Битые собаки - стр. 64
Иду я и таким манером размышляю. А мыслей у меня хватает. Чуда в том никакого нет, потому как ежели языком не с кем чесать, то сам с собой рассуждаешь, оно – и мысли всякие берутся. Выходит, вишь ты, очень это полезно, понимать много начинаешь. А у учёных людей разве не так? Так. Потому, раз он учёный человек и какую полезную штуку придумывает, то ему больше требуется самому с собой разговаривать, а не на людях. Как мне вот.
Вышел я к увалу, аккурат где протока в тундру забирает и шагаю, не сторожусь. О себе, стало быть, даю знать, что иду.
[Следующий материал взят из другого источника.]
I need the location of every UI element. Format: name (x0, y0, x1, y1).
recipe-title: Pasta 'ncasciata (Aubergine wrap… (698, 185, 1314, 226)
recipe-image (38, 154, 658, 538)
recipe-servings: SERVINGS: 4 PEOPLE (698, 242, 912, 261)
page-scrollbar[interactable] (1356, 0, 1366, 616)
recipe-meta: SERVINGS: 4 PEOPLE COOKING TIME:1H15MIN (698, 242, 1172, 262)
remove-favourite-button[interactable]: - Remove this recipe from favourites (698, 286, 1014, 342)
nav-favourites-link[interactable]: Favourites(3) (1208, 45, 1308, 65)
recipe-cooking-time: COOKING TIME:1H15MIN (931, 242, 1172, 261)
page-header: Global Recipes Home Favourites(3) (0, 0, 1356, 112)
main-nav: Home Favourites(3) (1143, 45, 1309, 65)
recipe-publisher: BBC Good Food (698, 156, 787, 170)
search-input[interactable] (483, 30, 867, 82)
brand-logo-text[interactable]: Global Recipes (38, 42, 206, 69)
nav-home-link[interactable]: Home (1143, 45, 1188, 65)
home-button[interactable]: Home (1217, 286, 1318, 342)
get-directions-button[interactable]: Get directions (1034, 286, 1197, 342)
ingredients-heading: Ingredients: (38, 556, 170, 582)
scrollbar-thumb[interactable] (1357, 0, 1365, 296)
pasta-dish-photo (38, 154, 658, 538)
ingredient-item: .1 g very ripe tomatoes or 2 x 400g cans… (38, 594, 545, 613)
Только примечаю: ветра нет, а кедрач в одном месте ходуном ходит. Остановился я, стою тихо. Заяц, думаю, или другой зверь какой, так затаиться должен, для того я и знак о себе подавал. Кедрач дрожать перестал – трава заволновалась, как что круглое по земле покатилось, да разве угадаешь что? Трава, сами видали, какая – не проглянешь. Но что-то живое, потому как поверх травы стежка прямо ко мне бежит.
Ружье я на случай снял. А стежка-то так и стрижёт, ближе, ближе и за сапог меня – цап! Глянул под ноги – щенок медвежий, сосун, месяца четыре ему, не боле. Оторопел я малость, было отчего. Нет такого, чтобы при сосуне матка не состояла. А в ружье у меня впору на гусей патроны бекасинами набиты.
На медведиху с дитём невзначай выйти – хуже нет. Тут или давай Бог ноги, или не дай Бог осечки. Медведиха за своего щенка сама без приглашения встречь пуле пойдёт и кто-то из двоих на месте должен остаться. Больше, понятно, зверь остаётся, но случается, что и охотник.
Матку с детьми я в жизнь не замал, потому как приплод начисто пропадает. Встречу, бывало, матерую с малыми, голос подам, они и уходят. Ну, а в таком разе, оно ведь и самому пропадать неохота. Переломил я, не глядя, ствол, сам от кедрача глаз не отвожу, патроны с дробью намацок повыковырнул, рукой в пазуху слазил (я там жакан держу всухе про запас) и опять же гляжу на кедрач, жду, чего дальше. Патроны в ствол, курками клацнул. Тут уже я осмелел, а чтоб медведиха показалась, покричал в голос. Я, мол, тебя не боюсь и сам ищу. Ждал-пождал – никого.
Внизу щенок мне в сапоги тычется и прочь не идёт. Несамостоятельный, страху в нём никакого нет, потому как ничего пока не понимает. Пнул я его ногой – он покатился кубарем и обратно ко мне. Я его вдругорядь: «Пошёл ты, – говорю, – вон, а встренься к зиме годка через четыре». А кутёнок настырно лезет и скулит, есть, видать, просит. Взял я его на руки – лёгкий он, как кошка, и всё носом тыркается. Медвежата родятся маленькие, смотреть не на что, и до полгода мало растут. Ну, мне-то что делать было? Бросить ежели – пропадёт, потому как несмышлёный и никого досель кроме родной матери не видел, домой взять – мороки не оберёшься. Одна беда, что я его на руки взял, а потом уже соображаю, что бросить мне его никак невозможно. Это – как ребёнка ни про что побить. Раз так, думаю, то чёрт с ней, с дичиной, перебьёмся. Повернул оглобли и – домой.